On the upside, this means we will see an end to the drip, drip of ill-considered policy announcements being used to secure a headline in a sympathetic newspaper. The downside is that a content-free election campaign is set to become even more vacuous.
All of the major parties are operating within the same broad economic paradigm. Tax revenues, as a percentage of national income, are at about the highest overall level the government could hope to secure. State expenditure is outstripping this revenue by about £10m every hour. GDP growth – at about 2.5 per cent a year – is widely seen as an external God-given feature of economic life rather than as something which can be helped or hindered by government.
Given the widespread acceptance of this grim consensus, you might expect the debate to be based around how many angels you can get on the head of the pin. It’s been worse than that. The parties are starting to argue about which angel should stand exactly where.
So we hear from the Tories that capping energy prices is economically illiterate, but fixing rail prices is apparently prudent. Labour then out-trumps this by seeking to shuffle even more cash from road users to railway users. A Labour pledge to increase spending on the failing NHS by £2.5bn is met by a Conservative promise to display yet more largesse – they’ll throw £8bn at it.
The electorate can expect to be subjected to “death by slogan” over the coming weeks. A fairer society. A stronger Britain. A brighter future. The mainstream parties may as well be running under the banner of “We’ll basically try to just muddle through”.
They appear to accept that the deficit needs to come down and the state needs at least to pretend to live within its means. There’s a desperate desire to prove fiscal responsibility by showing exactly where each and every pound is coming from for any enhanced public sector spending splurges. At his manifesto launch yesterday, Ed Miliband was at pains to prove everything added up to the very last penny.

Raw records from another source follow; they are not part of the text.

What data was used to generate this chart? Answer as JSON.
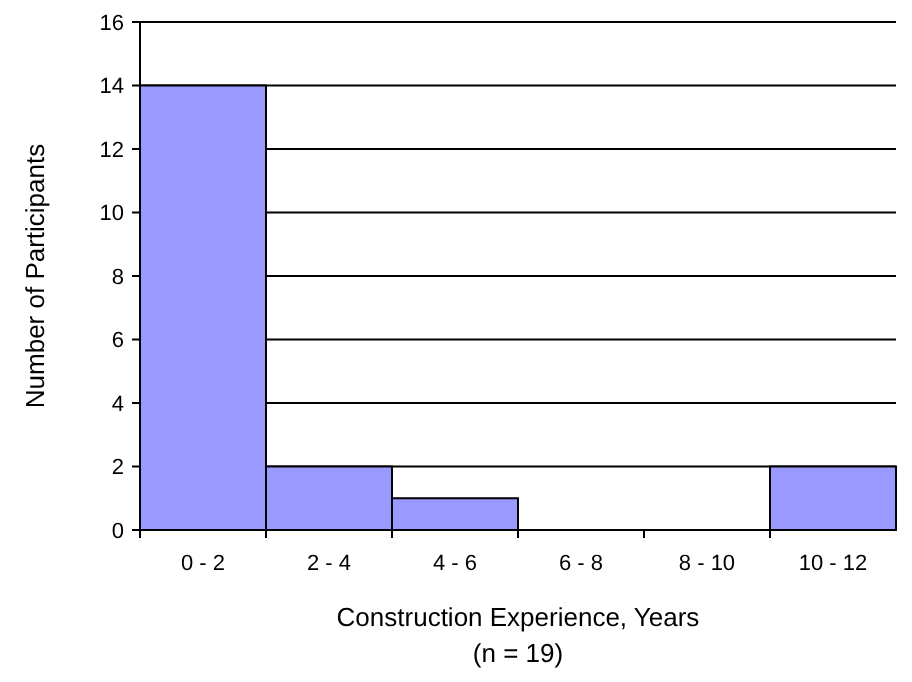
{
  "chart_data": {
    "type": "bar",
    "categories": [
      "0 - 2",
      "2 - 4",
      "4 - 6",
      "6 - 8",
      "8 - 10",
      "10 - 12"
    ],
    "values": [
      14,
      2,
      1,
      0,
      0,
      2
    ],
    "color": "#9999ff",
    "ylim": [
      0,
      16
    ],
    "yticks": [
      0,
      2,
      4,
      6,
      8,
      10,
      12,
      14,
      16
    ],
    "grid": "y",
    "xlabel": "Construction Experience, Years",
    "ylabel": "Number of Participants",
    "annotations": [
      "(n = 19)"
    ]
  }
}
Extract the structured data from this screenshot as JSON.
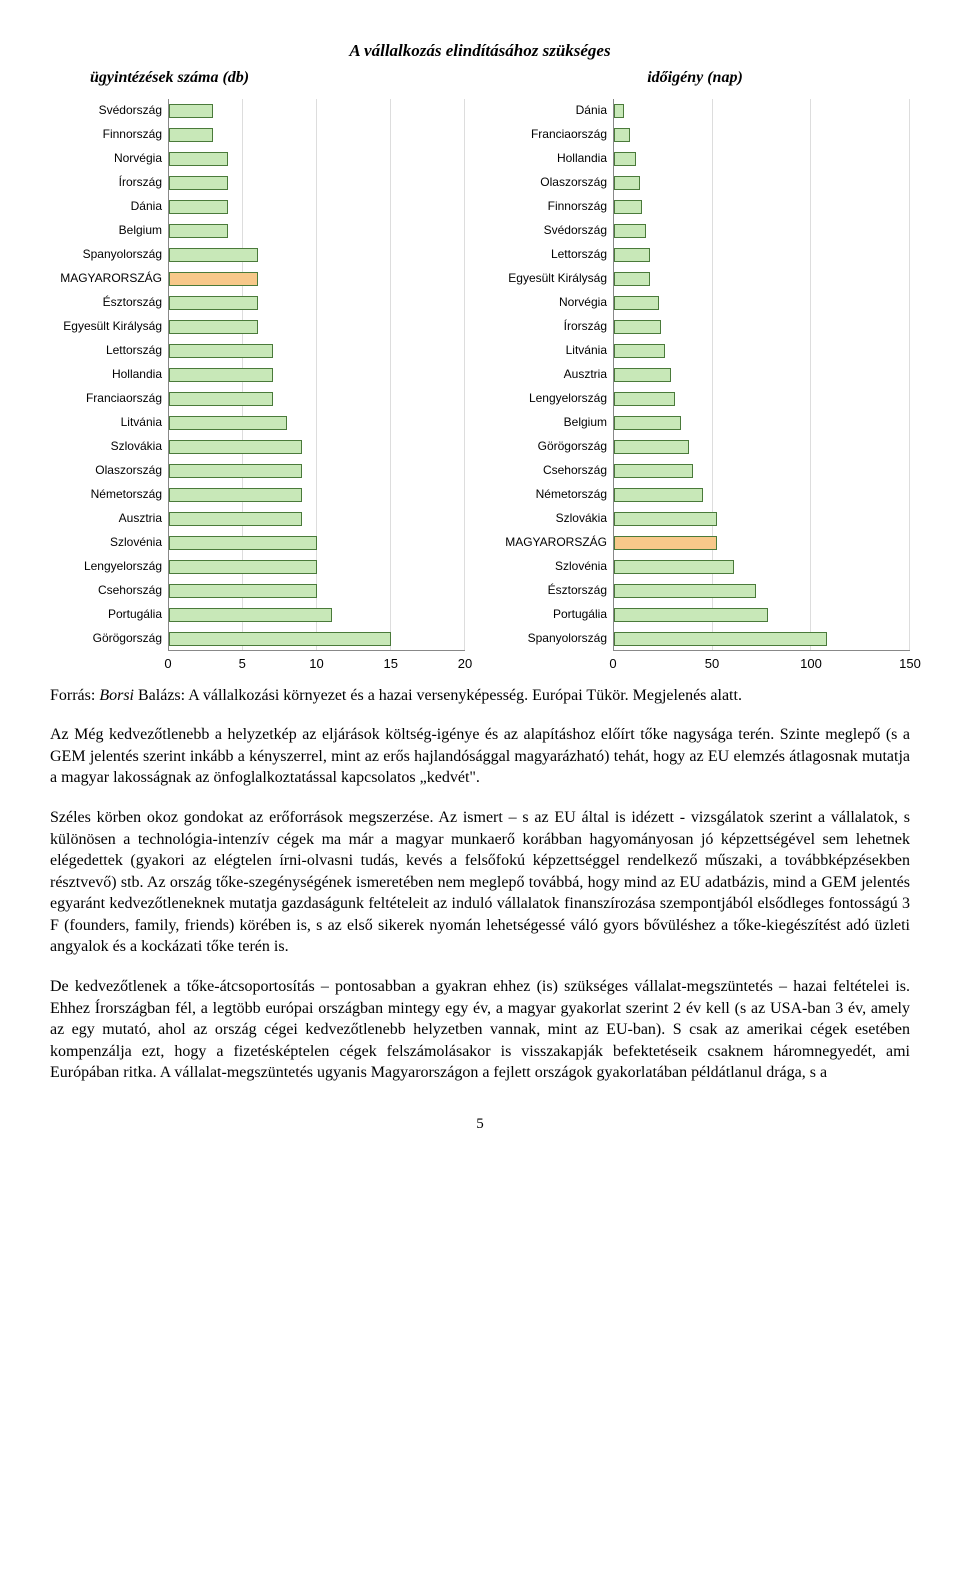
{
  "chart_title": "A vállalkozás elindításához szükséges",
  "subtitle_left": "ügyintézések száma (db)",
  "subtitle_right": "időigény (nap)",
  "left_chart": {
    "type": "bar-horizontal",
    "xlim": [
      0,
      20
    ],
    "xticks": [
      0,
      5,
      10,
      15,
      20
    ],
    "bar_color": "#c8e8b8",
    "highlight_color": "#f7c88a",
    "border_color": "#4a7a3a",
    "grid_color": "#dddddd",
    "background_color": "#ffffff",
    "label_fontsize": 12,
    "tick_fontsize": 13,
    "rows": [
      {
        "label": "Svédország",
        "value": 3,
        "highlight": false
      },
      {
        "label": "Finnország",
        "value": 3,
        "highlight": false
      },
      {
        "label": "Norvégia",
        "value": 4,
        "highlight": false
      },
      {
        "label": "Írország",
        "value": 4,
        "highlight": false
      },
      {
        "label": "Dánia",
        "value": 4,
        "highlight": false
      },
      {
        "label": "Belgium",
        "value": 4,
        "highlight": false
      },
      {
        "label": "Spanyolország",
        "value": 6,
        "highlight": false
      },
      {
        "label": "MAGYARORSZÁG",
        "value": 6,
        "highlight": true
      },
      {
        "label": "Észtország",
        "value": 6,
        "highlight": false
      },
      {
        "label": "Egyesült Királyság",
        "value": 6,
        "highlight": false
      },
      {
        "label": "Lettország",
        "value": 7,
        "highlight": false
      },
      {
        "label": "Hollandia",
        "value": 7,
        "highlight": false
      },
      {
        "label": "Franciaország",
        "value": 7,
        "highlight": false
      },
      {
        "label": "Litvánia",
        "value": 8,
        "highlight": false
      },
      {
        "label": "Szlovákia",
        "value": 9,
        "highlight": false
      },
      {
        "label": "Olaszország",
        "value": 9,
        "highlight": false
      },
      {
        "label": "Németország",
        "value": 9,
        "highlight": false
      },
      {
        "label": "Ausztria",
        "value": 9,
        "highlight": false
      },
      {
        "label": "Szlovénia",
        "value": 10,
        "highlight": false
      },
      {
        "label": "Lengyelország",
        "value": 10,
        "highlight": false
      },
      {
        "label": "Csehország",
        "value": 10,
        "highlight": false
      },
      {
        "label": "Portugália",
        "value": 11,
        "highlight": false
      },
      {
        "label": "Görögország",
        "value": 15,
        "highlight": false
      }
    ]
  },
  "right_chart": {
    "type": "bar-horizontal",
    "xlim": [
      0,
      150
    ],
    "xticks": [
      0,
      50,
      100,
      150
    ],
    "bar_color": "#c8e8b8",
    "highlight_color": "#f7c88a",
    "border_color": "#4a7a3a",
    "grid_color": "#dddddd",
    "background_color": "#ffffff",
    "label_fontsize": 12,
    "tick_fontsize": 13,
    "rows": [
      {
        "label": "Dánia",
        "value": 5,
        "highlight": false
      },
      {
        "label": "Franciaország",
        "value": 8,
        "highlight": false
      },
      {
        "label": "Hollandia",
        "value": 11,
        "highlight": false
      },
      {
        "label": "Olaszország",
        "value": 13,
        "highlight": false
      },
      {
        "label": "Finnország",
        "value": 14,
        "highlight": false
      },
      {
        "label": "Svédország",
        "value": 16,
        "highlight": false
      },
      {
        "label": "Lettország",
        "value": 18,
        "highlight": false
      },
      {
        "label": "Egyesült Királyság",
        "value": 18,
        "highlight": false
      },
      {
        "label": "Norvégia",
        "value": 23,
        "highlight": false
      },
      {
        "label": "Írország",
        "value": 24,
        "highlight": false
      },
      {
        "label": "Litvánia",
        "value": 26,
        "highlight": false
      },
      {
        "label": "Ausztria",
        "value": 29,
        "highlight": false
      },
      {
        "label": "Lengyelország",
        "value": 31,
        "highlight": false
      },
      {
        "label": "Belgium",
        "value": 34,
        "highlight": false
      },
      {
        "label": "Görögország",
        "value": 38,
        "highlight": false
      },
      {
        "label": "Csehország",
        "value": 40,
        "highlight": false
      },
      {
        "label": "Németország",
        "value": 45,
        "highlight": false
      },
      {
        "label": "Szlovákia",
        "value": 52,
        "highlight": false
      },
      {
        "label": "MAGYARORSZÁG",
        "value": 52,
        "highlight": true
      },
      {
        "label": "Szlovénia",
        "value": 61,
        "highlight": false
      },
      {
        "label": "Észtország",
        "value": 72,
        "highlight": false
      },
      {
        "label": "Portugália",
        "value": 78,
        "highlight": false
      },
      {
        "label": "Spanyolország",
        "value": 108,
        "highlight": false
      }
    ]
  },
  "source_prefix": "Forrás: ",
  "source_author": "Borsi",
  "source_rest": " Balázs: A vállalkozási környezet és a hazai versenyképesség. Európai Tükör. Megjelenés alatt.",
  "para1": "Az Még kedvezőtlenebb a helyzetkép az eljárások költség-igénye és az alapításhoz előírt tőke nagysága terén. Szinte meglepő (s a GEM jelentés szerint inkább a kényszerrel, mint az erős hajlandósággal magyarázható) tehát, hogy az EU elemzés átlagosnak mutatja a magyar lakosságnak az önfoglalkoztatással kapcsolatos „kedvét\".",
  "para2": "Széles körben okoz gondokat az erőforrások megszerzése. Az ismert – s az EU által is idézett - vizsgálatok szerint a vállalatok, s különösen a technológia-intenzív cégek ma már a magyar munkaerő korábban hagyományosan jó képzettségével sem lehetnek elégedettek (gyakori az elégtelen írni-olvasni tudás, kevés a felsőfokú képzettséggel rendelkező műszaki, a továbbképzésekben résztvevő) stb. Az ország tőke-szegénységének ismeretében nem meglepő továbbá, hogy mind az EU adatbázis, mind a GEM jelentés egyaránt kedvezőtleneknek mutatja gazdaságunk feltételeit az induló vállalatok finanszírozása szempontjából elsődleges fontosságú 3 F (founders, family, friends) körében is, s az első sikerek nyomán lehetségessé váló gyors bővüléshez a tőke-kiegészítést adó üzleti angyalok és a kockázati tőke terén is.",
  "para3": "De kedvezőtlenek a tőke-átcsoportosítás – pontosabban a gyakran ehhez (is) szükséges vállalat-megszüntetés – hazai feltételei is. Ehhez Írországban fél, a legtöbb európai országban mintegy egy év, a magyar gyakorlat szerint 2 év kell (s az USA-ban 3 év, amely az egy mutató, ahol az ország cégei kedvezőtlenebb helyzetben vannak, mint az EU-ban). S csak az amerikai cégek esetében kompenzálja ezt, hogy a fizetésképtelen cégek felszámolásakor is visszakapják befektetéseik csaknem háromnegyedét, ami Európában ritka. A vállalat-megszüntetés ugyanis Magyarországon a fejlett országok gyakorlatában példátlanul drága, s a",
  "page_number": "5"
}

They are all against excessive public spending in general – but it’s devilishly difficult to pin them down on which expensive state programmes they would slash or abolish. The truth, of course, is that the state is spending and doing far too much. Our politicians are promising more goodies to key target voters and seeking to pay for this out of some amorphous – but apparently limitless – pot of billions paid for by multinational companies, bankers and tax avoiders. The fact that tapping into this largely fictitious fund will raise very little revenue, lead to higher prices, and inhibit economic growth is never addressed.

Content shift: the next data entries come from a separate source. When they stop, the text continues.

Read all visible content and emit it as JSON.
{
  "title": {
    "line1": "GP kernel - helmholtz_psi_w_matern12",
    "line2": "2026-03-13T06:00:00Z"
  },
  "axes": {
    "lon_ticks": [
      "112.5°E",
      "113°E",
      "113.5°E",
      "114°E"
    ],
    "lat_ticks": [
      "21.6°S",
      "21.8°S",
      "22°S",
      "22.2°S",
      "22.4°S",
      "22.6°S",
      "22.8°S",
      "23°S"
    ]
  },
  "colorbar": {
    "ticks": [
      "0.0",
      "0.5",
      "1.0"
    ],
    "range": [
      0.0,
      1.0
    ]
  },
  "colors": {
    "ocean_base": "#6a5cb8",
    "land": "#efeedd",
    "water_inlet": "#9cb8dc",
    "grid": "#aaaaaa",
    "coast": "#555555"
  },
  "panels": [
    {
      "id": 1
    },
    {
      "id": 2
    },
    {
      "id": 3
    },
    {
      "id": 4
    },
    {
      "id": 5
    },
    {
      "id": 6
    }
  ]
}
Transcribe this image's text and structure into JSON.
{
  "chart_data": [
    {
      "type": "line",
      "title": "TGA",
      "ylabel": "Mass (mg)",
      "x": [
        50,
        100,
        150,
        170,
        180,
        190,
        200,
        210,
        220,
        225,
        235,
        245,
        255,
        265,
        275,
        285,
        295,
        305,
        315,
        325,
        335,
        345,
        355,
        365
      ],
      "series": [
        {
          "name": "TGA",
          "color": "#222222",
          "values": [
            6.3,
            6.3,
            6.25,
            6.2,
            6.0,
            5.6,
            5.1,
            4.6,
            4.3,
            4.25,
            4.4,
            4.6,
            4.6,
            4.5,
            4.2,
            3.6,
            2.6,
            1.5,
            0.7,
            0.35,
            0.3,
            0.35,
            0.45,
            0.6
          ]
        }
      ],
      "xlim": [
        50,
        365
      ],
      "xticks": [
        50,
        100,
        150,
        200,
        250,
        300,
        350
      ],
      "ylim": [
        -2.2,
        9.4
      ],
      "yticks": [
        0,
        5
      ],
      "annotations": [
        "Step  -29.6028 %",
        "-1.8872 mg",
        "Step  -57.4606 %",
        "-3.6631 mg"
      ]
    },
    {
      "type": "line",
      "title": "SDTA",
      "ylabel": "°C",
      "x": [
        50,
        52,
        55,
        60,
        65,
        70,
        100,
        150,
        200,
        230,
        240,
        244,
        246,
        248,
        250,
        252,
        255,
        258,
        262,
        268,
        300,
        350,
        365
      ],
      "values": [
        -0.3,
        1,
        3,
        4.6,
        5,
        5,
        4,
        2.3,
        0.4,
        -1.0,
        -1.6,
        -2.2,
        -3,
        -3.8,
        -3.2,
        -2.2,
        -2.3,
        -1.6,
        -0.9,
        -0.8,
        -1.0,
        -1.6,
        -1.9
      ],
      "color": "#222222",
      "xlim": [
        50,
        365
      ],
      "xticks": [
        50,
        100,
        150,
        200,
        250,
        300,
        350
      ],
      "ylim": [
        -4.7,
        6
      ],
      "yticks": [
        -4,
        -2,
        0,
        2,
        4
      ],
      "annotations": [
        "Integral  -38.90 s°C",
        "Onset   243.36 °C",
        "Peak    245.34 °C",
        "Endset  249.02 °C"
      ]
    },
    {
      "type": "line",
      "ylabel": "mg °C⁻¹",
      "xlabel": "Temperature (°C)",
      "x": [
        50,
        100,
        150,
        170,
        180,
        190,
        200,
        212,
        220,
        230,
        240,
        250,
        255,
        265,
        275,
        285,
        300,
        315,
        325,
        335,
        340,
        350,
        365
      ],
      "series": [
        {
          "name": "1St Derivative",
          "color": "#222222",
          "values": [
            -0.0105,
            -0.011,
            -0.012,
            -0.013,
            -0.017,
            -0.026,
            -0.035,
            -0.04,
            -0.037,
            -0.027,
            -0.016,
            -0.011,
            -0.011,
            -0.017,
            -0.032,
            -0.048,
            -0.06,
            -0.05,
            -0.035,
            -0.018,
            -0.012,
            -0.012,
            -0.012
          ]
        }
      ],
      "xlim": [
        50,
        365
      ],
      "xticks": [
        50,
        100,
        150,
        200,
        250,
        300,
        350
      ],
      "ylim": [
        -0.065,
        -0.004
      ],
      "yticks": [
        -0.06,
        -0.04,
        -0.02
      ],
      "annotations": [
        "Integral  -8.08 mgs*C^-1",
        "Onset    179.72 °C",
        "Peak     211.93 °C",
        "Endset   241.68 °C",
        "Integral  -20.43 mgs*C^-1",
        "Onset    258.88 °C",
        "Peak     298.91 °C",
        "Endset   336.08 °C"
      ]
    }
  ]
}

The sort of politician Britain needs is someone with the courage to say that the vast majority of people should be expected to stand on their own two feet over the course of their lifetimes. That the monolithic state is not an efficient provider of healthcare, pensions, insurance – or virtually any other important service that people desire. That the government should only seek to raise and spend around a third of national income – not nearly 50 per cent of it. That our tax rules should be simple and straightforward – not a politically generated mess of over 20,000 pages of loopholes and exemptions.
In the absence of such a figure, expect the average voter to repeat the refrain “they’re all the same”. That sentiment is much closer to the truth than the political establishment is willing to accept.